The civilized life she leads is in contrast to the dark woods surrounding the town. To get from the schoolhouse to the home she shares with her host family, the Griers, she must pass eerie woods that seem to be watching her every move. Time goes on, and the ordered and civilized life she leads starts to fade, as her past life comes back to haunt her and the town starts to reveal its secrets. Ada slowly breaks away from the rigid conventions of the town, and feels drawn to the wildness of the woods. She starts spending more time with town outcasts, Muriel and Mrs. Kinsley, and rejects Agatha and Mrs. Grier, the more accepted members of society.
Ada writes in her journal that there are many ways to be a good man, but only one way to be a good woman. The pressure of women being forced into specific gender roles breaks Ada, and you see her slow descent into madness as she breaks the bonds of civility. She’s not just refusing to shave her legs or wearing white after Labor Day. The book is a slow burn but at the end, it revs up like The Shining. It goes from psychological and paranormal horror to a slasher.
Even though it has feminist themes, Ada herself is somewhat self-hating of women and seems to take her trauma out on the women in the book rather than the men who hurt her.
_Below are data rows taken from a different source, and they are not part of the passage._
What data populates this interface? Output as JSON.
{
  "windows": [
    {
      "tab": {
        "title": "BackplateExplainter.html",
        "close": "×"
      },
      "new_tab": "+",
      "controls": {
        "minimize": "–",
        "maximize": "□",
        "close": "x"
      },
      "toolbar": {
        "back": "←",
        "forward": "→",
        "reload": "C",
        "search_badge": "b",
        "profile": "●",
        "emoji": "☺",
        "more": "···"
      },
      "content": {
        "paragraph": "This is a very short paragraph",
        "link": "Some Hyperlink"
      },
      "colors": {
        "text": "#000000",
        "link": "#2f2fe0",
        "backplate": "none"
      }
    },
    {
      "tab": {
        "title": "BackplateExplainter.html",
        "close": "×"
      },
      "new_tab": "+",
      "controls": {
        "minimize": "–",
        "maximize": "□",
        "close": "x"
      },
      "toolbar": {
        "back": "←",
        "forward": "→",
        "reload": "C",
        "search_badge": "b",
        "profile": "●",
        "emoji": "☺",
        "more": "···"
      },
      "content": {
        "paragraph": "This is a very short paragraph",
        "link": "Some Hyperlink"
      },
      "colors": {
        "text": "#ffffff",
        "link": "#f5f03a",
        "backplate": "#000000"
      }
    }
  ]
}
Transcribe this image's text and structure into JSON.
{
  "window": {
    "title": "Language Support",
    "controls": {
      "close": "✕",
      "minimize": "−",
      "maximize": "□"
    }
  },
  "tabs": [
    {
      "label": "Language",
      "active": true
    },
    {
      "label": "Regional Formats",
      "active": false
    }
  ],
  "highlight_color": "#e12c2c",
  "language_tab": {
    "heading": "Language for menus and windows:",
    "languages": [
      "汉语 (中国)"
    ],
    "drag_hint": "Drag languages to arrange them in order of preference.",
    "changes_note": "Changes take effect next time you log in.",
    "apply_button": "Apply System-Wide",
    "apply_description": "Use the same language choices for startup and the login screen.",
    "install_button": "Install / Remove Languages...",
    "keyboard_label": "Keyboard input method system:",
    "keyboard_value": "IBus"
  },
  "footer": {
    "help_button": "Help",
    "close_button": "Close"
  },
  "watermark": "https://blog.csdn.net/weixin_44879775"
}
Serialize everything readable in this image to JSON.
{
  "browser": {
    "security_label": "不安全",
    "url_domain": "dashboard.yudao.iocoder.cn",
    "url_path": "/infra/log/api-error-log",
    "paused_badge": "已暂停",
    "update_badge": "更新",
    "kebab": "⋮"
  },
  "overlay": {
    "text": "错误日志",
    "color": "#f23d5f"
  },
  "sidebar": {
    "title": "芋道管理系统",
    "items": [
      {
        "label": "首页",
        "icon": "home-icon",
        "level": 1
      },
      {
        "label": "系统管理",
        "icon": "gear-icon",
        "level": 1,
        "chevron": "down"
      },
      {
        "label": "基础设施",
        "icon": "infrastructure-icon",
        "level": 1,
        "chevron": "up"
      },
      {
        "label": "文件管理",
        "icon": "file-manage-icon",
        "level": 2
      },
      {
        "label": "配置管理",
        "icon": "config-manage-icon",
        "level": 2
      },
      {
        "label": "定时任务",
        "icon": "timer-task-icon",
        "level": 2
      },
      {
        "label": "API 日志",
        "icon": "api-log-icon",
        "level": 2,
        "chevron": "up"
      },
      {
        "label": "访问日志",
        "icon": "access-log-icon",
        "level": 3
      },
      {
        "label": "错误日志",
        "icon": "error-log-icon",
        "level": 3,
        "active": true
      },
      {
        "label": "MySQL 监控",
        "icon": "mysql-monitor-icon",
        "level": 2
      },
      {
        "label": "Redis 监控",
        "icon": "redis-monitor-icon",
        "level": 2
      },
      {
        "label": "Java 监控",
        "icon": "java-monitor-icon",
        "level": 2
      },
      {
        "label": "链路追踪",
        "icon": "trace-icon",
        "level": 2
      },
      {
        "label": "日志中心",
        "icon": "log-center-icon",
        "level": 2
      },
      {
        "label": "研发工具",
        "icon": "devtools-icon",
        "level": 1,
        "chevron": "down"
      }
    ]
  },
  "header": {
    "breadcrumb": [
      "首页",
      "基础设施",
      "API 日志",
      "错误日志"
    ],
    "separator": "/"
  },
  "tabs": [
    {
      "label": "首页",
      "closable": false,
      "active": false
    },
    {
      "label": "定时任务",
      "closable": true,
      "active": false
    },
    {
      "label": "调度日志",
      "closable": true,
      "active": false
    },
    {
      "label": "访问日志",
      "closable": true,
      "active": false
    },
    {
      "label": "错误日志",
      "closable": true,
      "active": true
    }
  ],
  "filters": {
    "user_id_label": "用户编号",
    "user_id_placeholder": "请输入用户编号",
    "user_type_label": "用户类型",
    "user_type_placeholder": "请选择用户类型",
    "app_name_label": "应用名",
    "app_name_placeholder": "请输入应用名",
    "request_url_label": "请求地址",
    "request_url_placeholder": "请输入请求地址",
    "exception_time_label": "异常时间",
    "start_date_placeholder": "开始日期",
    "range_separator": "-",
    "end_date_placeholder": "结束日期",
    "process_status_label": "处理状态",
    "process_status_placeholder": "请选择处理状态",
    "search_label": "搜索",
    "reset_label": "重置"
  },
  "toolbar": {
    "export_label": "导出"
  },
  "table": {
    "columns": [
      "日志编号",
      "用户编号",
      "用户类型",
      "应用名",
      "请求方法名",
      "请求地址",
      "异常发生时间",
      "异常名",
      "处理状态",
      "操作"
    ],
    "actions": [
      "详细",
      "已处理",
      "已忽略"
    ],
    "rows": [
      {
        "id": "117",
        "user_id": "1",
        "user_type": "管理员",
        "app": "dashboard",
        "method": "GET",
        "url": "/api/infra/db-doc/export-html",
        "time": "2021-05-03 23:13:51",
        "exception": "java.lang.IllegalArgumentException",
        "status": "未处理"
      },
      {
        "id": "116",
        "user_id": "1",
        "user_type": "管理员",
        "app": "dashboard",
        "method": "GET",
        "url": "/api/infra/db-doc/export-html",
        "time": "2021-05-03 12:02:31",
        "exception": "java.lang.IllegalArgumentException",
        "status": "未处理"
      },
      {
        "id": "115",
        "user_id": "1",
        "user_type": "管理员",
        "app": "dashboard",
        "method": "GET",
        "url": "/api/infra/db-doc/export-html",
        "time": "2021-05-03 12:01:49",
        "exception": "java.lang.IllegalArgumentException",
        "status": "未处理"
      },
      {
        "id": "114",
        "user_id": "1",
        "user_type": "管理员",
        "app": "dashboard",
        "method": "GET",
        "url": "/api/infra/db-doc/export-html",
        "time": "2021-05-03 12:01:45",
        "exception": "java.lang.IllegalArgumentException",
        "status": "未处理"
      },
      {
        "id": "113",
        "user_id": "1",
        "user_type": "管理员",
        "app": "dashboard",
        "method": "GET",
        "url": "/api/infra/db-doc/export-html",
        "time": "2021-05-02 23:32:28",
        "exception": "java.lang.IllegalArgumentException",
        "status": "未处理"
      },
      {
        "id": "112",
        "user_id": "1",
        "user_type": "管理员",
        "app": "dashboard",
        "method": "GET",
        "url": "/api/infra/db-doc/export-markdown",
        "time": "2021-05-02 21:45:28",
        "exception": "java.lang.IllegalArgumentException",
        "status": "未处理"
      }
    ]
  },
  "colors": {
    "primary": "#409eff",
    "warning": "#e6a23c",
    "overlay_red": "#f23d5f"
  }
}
Grey Dog is well-written, and Ada’s descent is reminiscent of “The Yellow Wallpaper” by Charlotte Perkins Gilman. This novel had so many themes, such as trauma, sapphic love, rape, birth, death, gender roles, and yearning that it is a haunting read that will have you thinking about it and running online to find out what others thought of it. I recommend it, though the ending might not be everyone’s cup of tea.